Deva.


Fragmento del capítulo 10° de mi próximo proyecto. 

...Deva no hizo caso de su instinto y atraída por su espíritu de Cazadora se adentró en la espesura de la lluvia y atravesó el puente. A su mente llegó el recuerdo de la voz de Ataecina, parecía revivir en ella un augurio, como un mal presagio que le decía una y otra vez que abjurase en su intento de franquearlo, pero hizo caso omiso a tales advertencias y lo que vio le atravesó la columna como un relámpago rasga el cielo. Sintió, de nuevo, el deseo descontrolado de represalia y castigar al causante de sus pesadillas.

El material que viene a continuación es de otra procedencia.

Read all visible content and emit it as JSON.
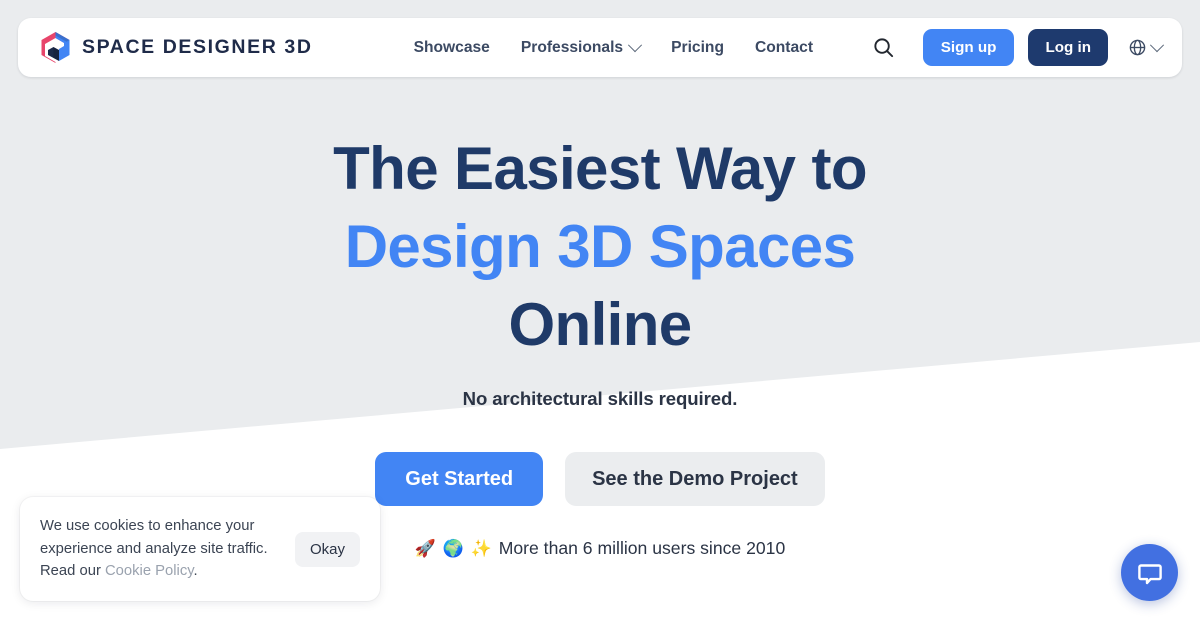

Como un demonio se alzaba sobre un caballo salido del mismísimo infierno, el hacedor de su lamento: Fearchar degollaba sin piedad a un legionario romano, pero podría haber sido un soldado celta o a cualquier persona que se hubiera cruzado en su camino, sin apenas arrepentirse lo más mínimo por ello. Los romanos eran ahora su escusa para matar; mañana sería cualquier otra.
Deva se plantó delante deseosa de que la viera, que la creyera indefensa y así poder vengarse. Sí, Venganza, bendita palabra. Ya nada más le importaba.
Fearchar la vio. Por unos segundos creyó que era una aparición. Que una Diosa venida del inframundo había aparecido para llevárselo, pero segundo después supo que no era así. Una Diosa no se dejaría mojar por la lluvia, apareciendo ante él como un fantasma harapiento.
Deva no llevaba buenos ropajes, tan sólo algunas pieles de las que se había desecho para poder atravesar la espesa lluvia con facilidad y manejar el arco y la espada con soltura. Usaba más bien ropa de campesina. De esa forma también pasaba más desapercibida.
Fearchar al ver que no reaccionaba azuzó a su caballo hacia ella. Al fin y al cabo, Diosa o no, era una mujer. Deva aprovechando esos segundos que le había regalado, hizo aparecer de su espalda una flecha que había reservado para ese momento, si algún día se lo encontraba, y ese momento había llegado. Era una flecha en la que estaba marcado a fuego el nombre para el que iba destinado. Fearchar cuando vio las intenciones reales, instintivamente se agachó, pero no fue tan rápido como par evitar la flecha que llegó rasgando el aire, parecía romper cada gota de agua con la que se cruzaba, y aunque a Fearchar, le pareció percibir la saeta muy lentamente, nada pudo hacer y esta se clavó sin piedad en su hombro izquierdo, quedando a escasos centímetros de su pulmón. Cayó pesadamente al suelo y la flecha se partió dentro de su cuerpo. Sus hombres fueron a rescatarlo, pero él los rechazo como apestados.
—¡Traedme la cabeza de esa bruja! —Les gritó. Los hombres miraban en todas direcciones, pero eran incapaces de ver nada. Salieron corriendo en distintas direcciones, más por miedo a su amo que por ganas de caza.
El primero en caer fue, Peadaran. No lo vio venir, ni siquiera se enteró de que la muerte le llegaba en forma de flecha. Un dardo le atravesó el ojo derecho. El siguiente esperaba ver a una arquera, pero lo que vio Aonghas fue el reflejo de una espada surcar el aire, sin apenas producir sonido alguno, la espada de Deva cortó su garganta. A Cathal una saeta se le introdujo en la corva de la rodilla derecha, cuando se arrodilló debido al dolor, otra se le clavó bajo el sobaco, donde no existe la protección de la armadura. Esa prácticamente lo mató, aunque no de inmediato, no hubiera durado hasta el mediodía, pero la espada de Deva fue benévola. 
Deva quiso dirigirse, de nuevo, hasta Fearchar, pero estaba bien arropado, además de todos los que la seguían, aunque ella estaba empeñada en su personal venganza. Fue entonces cuando unos labios le susurraron que no fuera impaciente.
—No tengas prisa, Deva. Su momento está cerca. Ya has dado el primer paso. El cielo te recompensará.
Deva se giró para ver quién le había hablado y entre la espesa lluvia pudo ver desaparecer la figura de una mujer. ¿Era ella?
—Ataecina —la llamó en un alarde de valor. En una fugaz carrera le pareció ver a una cabra, entonces supo cual era la respuesta a su pregunta.
Fearchar creyó escuchar el nombre de la Diosa entre el estruendo de la lluvia y la tormenta. Fue en ese momento cuando comenzó a temer, por primera vez, por su vida.